Scattered Spider Takes Flight: Inside the Cybercrime Group’s Move into Aviation

As the aviation industry becomes more digitally interconnected, its exposure to sophisticated cyber threats continues to grow. One of the most dangerous actors in this space—Scattered Spider, a financially motivated and technically skilled cybercrime group—has recently shifted its focus to target the aviation sector. With recent incidents involving Hawaiian Airlines, WestJet, and others, global concern is rising over the safety of airline IT systems, vendor infrastructure, and the broader aviation supply chain.

This episode unpacks how Scattered Spider operates, why the aviation industry is increasingly at risk, and what this means for cybersecurity readiness in one of the world’s most critical sectors. Known for its deep social engineering tactics, the group bypasses MFA, exploits IT help desks, abuses third-party vendor trust, and deploys ransomware in record time. As the FBI, CISA, and leading cybersecurity firms like Mandiant and Palo Alto Networks sound the alarm, airlines and their partners are being forced to rethink how they defend against these agile, persistent attackers.

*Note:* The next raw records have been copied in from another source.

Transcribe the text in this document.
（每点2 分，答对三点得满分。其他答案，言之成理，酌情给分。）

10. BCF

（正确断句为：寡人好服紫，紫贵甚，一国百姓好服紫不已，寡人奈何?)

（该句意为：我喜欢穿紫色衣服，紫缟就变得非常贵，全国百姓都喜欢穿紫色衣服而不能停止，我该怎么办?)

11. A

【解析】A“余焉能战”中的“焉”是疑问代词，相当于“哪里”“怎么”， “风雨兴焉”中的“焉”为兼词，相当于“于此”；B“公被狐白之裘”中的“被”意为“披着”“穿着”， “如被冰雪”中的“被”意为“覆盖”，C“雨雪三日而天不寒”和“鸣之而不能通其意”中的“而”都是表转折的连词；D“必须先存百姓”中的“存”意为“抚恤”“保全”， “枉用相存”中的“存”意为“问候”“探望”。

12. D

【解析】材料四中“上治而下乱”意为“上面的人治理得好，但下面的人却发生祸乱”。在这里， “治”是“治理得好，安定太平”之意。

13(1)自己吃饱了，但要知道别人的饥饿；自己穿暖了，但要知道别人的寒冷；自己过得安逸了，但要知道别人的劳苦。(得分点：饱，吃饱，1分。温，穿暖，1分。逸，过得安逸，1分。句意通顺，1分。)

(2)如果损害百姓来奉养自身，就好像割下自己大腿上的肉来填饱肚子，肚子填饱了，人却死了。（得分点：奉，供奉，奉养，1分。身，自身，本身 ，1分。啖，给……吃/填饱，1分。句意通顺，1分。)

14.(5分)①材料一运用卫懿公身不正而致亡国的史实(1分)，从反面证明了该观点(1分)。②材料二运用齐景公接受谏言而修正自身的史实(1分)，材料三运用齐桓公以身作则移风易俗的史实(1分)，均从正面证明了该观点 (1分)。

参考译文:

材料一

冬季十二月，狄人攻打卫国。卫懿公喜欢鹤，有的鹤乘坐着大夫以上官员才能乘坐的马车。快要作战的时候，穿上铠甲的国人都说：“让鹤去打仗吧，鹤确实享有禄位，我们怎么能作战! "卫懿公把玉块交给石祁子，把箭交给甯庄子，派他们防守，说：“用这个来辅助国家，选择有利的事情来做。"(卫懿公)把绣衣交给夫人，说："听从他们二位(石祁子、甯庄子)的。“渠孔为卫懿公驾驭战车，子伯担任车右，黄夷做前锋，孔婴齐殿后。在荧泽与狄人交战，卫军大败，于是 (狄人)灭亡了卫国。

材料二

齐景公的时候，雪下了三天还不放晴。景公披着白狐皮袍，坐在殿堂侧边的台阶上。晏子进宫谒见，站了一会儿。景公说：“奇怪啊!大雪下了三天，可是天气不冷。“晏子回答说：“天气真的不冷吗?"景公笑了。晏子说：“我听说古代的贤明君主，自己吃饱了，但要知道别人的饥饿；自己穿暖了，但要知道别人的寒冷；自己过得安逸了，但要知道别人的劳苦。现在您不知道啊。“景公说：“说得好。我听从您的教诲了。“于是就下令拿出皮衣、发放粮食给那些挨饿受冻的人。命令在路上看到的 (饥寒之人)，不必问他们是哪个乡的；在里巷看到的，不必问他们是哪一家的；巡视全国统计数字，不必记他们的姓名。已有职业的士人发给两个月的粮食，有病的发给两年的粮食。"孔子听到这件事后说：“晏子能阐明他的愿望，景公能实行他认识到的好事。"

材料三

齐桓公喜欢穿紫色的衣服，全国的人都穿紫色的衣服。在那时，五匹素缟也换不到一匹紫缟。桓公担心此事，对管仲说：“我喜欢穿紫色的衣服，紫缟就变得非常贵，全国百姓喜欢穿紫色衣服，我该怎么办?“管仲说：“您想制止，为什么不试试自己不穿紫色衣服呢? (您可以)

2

In this episode, we cover:

• The evolving cyber threat landscape facing the aviation industry
• A breakdown of Scattered Spider’s tactics, including phishing, SIM swapping, and help desk impersonation
• How the group maintains persistent access using federated identity and RMM tools
• Suspected links between Scattered Spider and recent incidents at Hawaiian Airlines and WestJet
• The aviation supply chain as a prime vulnerability—why low-scoring vendors pose high risks
• Why airlines face a 2.9x greater breach risk when they fall below an 'A' cybersecurity rating
• ICAO's cybersecurity strategy pillars and what global coordination could look like in practice
• CISA’s mitigation guidance: offline backups, phishing-resistant MFA, patching, and more
• The role of third-party risk management and “security by design” in preventing future breaches
• Why the FBI discourages ransom payments—and what alternatives exist

This episode isn’t just a cautionary tale for airlines—it’s a wake-up call for any sector that relies on sprawling digital ecosystems and third-party providers. With Scattered Spider expanding its target footprint, now is the time for the aviation sector and its partners to elevate their defenses, harden human factors, and embrace a security culture built for the borderless age of cyberwarfare.